The cracks start to show
After trying a few data visualisation tools with Druid, I was disappointed. Not because they were bad, they were among the best I'd ever used. No, I was disappointed with the amount of resources it seemed to take in order to complete elementary tasks. Fetching multiple columns of data seemed to run into resource exhaustion issues. It took me several weeks of debugging and one very useful conversation on the Druid Slack channel before I even begun to resolve these issues.
Druid was a beast, and I didn't know how to tame it. You needed a calculator to figure out how much memory it needed based on several other settings I still don't quite understand. It contained a plethora of services, which by default ran in many Docker containers.
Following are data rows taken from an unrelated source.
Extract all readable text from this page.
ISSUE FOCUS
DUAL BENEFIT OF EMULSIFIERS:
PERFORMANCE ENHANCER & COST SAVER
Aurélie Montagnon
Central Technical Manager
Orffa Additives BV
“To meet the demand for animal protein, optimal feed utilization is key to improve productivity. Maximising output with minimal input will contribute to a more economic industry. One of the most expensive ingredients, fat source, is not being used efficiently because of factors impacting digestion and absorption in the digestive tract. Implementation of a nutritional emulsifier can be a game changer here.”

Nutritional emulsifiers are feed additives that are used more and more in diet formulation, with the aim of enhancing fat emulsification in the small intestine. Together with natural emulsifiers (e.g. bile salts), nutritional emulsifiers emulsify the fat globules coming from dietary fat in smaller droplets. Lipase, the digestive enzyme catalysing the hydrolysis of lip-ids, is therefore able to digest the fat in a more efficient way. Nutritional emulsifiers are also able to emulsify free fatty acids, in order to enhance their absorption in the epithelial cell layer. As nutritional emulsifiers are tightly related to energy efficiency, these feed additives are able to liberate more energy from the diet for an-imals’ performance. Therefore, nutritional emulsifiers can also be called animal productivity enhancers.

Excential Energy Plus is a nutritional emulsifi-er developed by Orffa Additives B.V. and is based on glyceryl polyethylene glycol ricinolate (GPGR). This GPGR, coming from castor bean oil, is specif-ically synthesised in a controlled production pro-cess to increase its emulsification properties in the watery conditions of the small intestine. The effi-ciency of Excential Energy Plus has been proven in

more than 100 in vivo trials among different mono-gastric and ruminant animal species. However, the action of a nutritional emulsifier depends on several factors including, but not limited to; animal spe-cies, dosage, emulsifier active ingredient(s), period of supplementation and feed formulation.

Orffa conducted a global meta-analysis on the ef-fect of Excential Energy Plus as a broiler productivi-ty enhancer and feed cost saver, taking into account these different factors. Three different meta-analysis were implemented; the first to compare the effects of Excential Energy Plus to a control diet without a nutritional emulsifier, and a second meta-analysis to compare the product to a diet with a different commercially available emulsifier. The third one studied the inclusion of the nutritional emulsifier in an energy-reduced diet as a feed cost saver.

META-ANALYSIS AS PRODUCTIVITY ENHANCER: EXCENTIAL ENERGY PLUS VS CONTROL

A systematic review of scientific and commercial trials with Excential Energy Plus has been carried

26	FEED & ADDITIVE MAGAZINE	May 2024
Nevertheless, I persisted, I created my own Dockerised build of Druid which ran in only one container, and I used the development quickstart resource definitions, which did not seem to apply normally, despite the documentation stating otherwise. I'm sure my journey would have been less painful if I'd been open to the possibility of there being flaws in the product I'm using, rather than simply assuming whatever is going wrong is my fault.
Many headaches later, Druid was working. Kind of. Query times eventually slowed, but it stopped running out of resources.
Except it didn't. Several months later, I logged on to see the process had crashed completely. Cue another few weeks of debugging, and I realised I was not setting up the data pipeline in the proper way, and that Druid needs enough RAM to process one batch at once, and doesn't buffer it to the disk, so I decreased the maximum permitted size until it stopped crashing.
Several months passed, and I had not worked on anything to do with Pathogen in the meantime. My server was constantly overloaded, and I was begrudgingly eyeing up the next VPS tier on Vultr. During this time I worked on some other projects, but couldn't touch Pathogen infrastructure, I had wanted to do n-grams with MongoDB, but was unsure whether the VPS I had could handle it.
I started work on a cryptocurrency trading bot, Fisk, which I'm sure I'll get to writing about. The experience taught me a lot about Django internals, and eventually I became keen to implement these changes in Neptune as well. I'd started thinking about setting up an Elasticsearch/Kibana instance for Fisk, so I could see a profit graph over time, only to remember that Druid was currently hogging all the resources.
It was time to go back to what worked. I needed an ES instance to use with Fisk, and I craved a glance at the insightful and easy to use dashboards of Kibana.
I begun the now-not-so-tiresome work of implementing ES with Monolith, and finishing the storage backend implementation for ES in Neptune. I'm pleased that my search for optimisation resulted in very significant performance improvements, and taught me about a broad range of technologies. I'm less pleased about losing my footing and going optimisation-crazy, and eventually getting burned out.
My key takeaway here is:
There's always another millisecond to shave off the execution time, but how long are you going to spend doing it?